O presidente Jair Bolsonaro perdeu em um único dia, nesta segunda-feira (29), dois importantes expoentes de alas diferentes do governo: um da ala ideológica e outro da ala militar. O ministro da Defesa, Fernando Azevedo e Silva, entregou o cargo há menos de uma hora. Ele era apontado como um dos principais auxiliares do presidente Jair Bolsonaro. 

O outro ministro que está deixando o governo é o das Relações Exteriores, Ernesto Araújo, que avisou a membros de sua equipe que vai entregar o pedido de demissão ainda hoje a Bolsonaro. Ele foi pessoalmente avisar da sua decisão ao presidente. Auxiliares do governo disseram que a gota d’água para selar a saída de Ernesto foi sua decisão “equivocada” de fazer novos ataques ao Senado no fim de semana.

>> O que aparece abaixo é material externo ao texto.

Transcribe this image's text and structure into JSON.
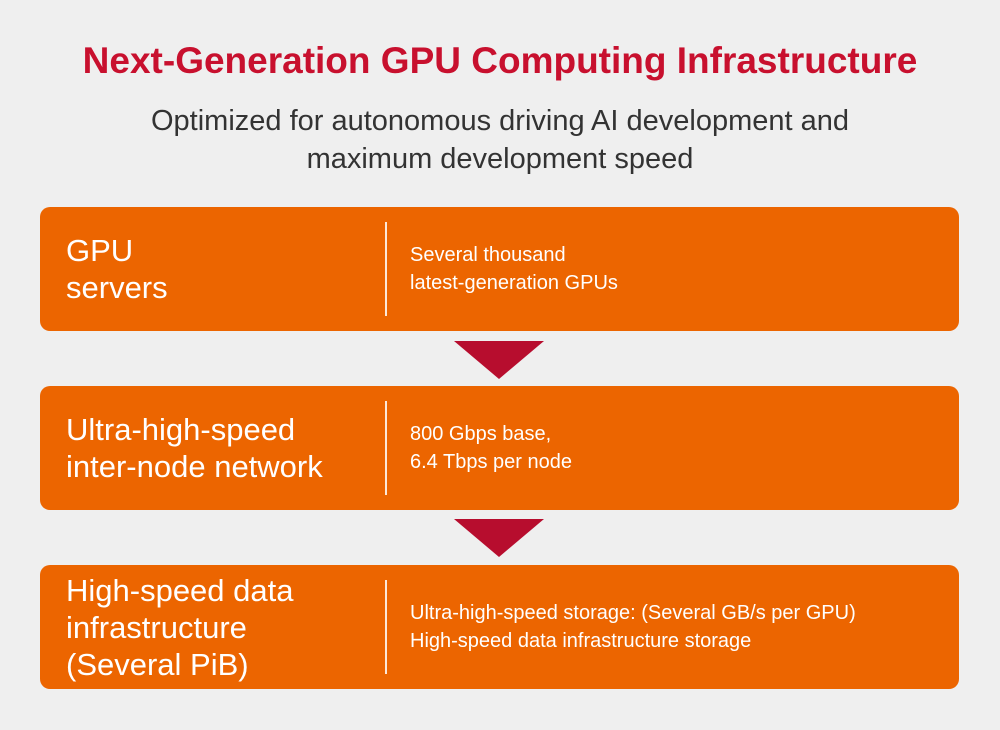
{
  "header": {
    "title": "Next-Generation GPU Computing Infrastructure",
    "subtitle": "Optimized for autonomous driving AI development and maximum development speed"
  },
  "stages": [
    {
      "label": "GPU\nservers",
      "description": "Several thousand\nlatest-generation GPUs"
    },
    {
      "label": "Ultra-high-speed\ninter-node network",
      "description": "800 Gbps base,\n6.4 Tbps per node"
    },
    {
      "label": "High-speed data\ninfrastructure\n(Several PiB)",
      "description": "Ultra-high-speed storage: (Several GB/s per GPU)\nHigh-speed data infrastructure storage"
    }
  ],
  "colors": {
    "title": "#c8102e",
    "stage_background": "#ec6500",
    "arrow": "#b70d2e",
    "page_background": "#efefef"
  }
}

Já Fernando Azevedo e Silva não deu maiores explicações para a razão de sua saída. Em uma nota oficial divulgada pela assessoria da pasta por volta de 14h30 (horário de RO), o ministro foi evasivo e limitou-se a agradeceu ao presidente Jair Bolsonaro e aos comandantes das Forças, dizendo que sempre atuou para que as Forças Armadas fossem preservadas como instituição de estado.

De acordo com fontes ligadas ao general, a decisão teria vindo, na verdade, após um pedido do presidente Jair Bolsonaro pelo cargo. “Ele sai sereno”, disse um auxiliar. O anúncio da saída do general, sem maiores justificativas por ora, pegou de surpresa algumas fontes em Brasília que estavam envolvidas nas tratativas para fechar um substituto para o ministro das Relações Exteriores, Ernesto Araújo, que também informou sua decisão de sair do governo ao presidente.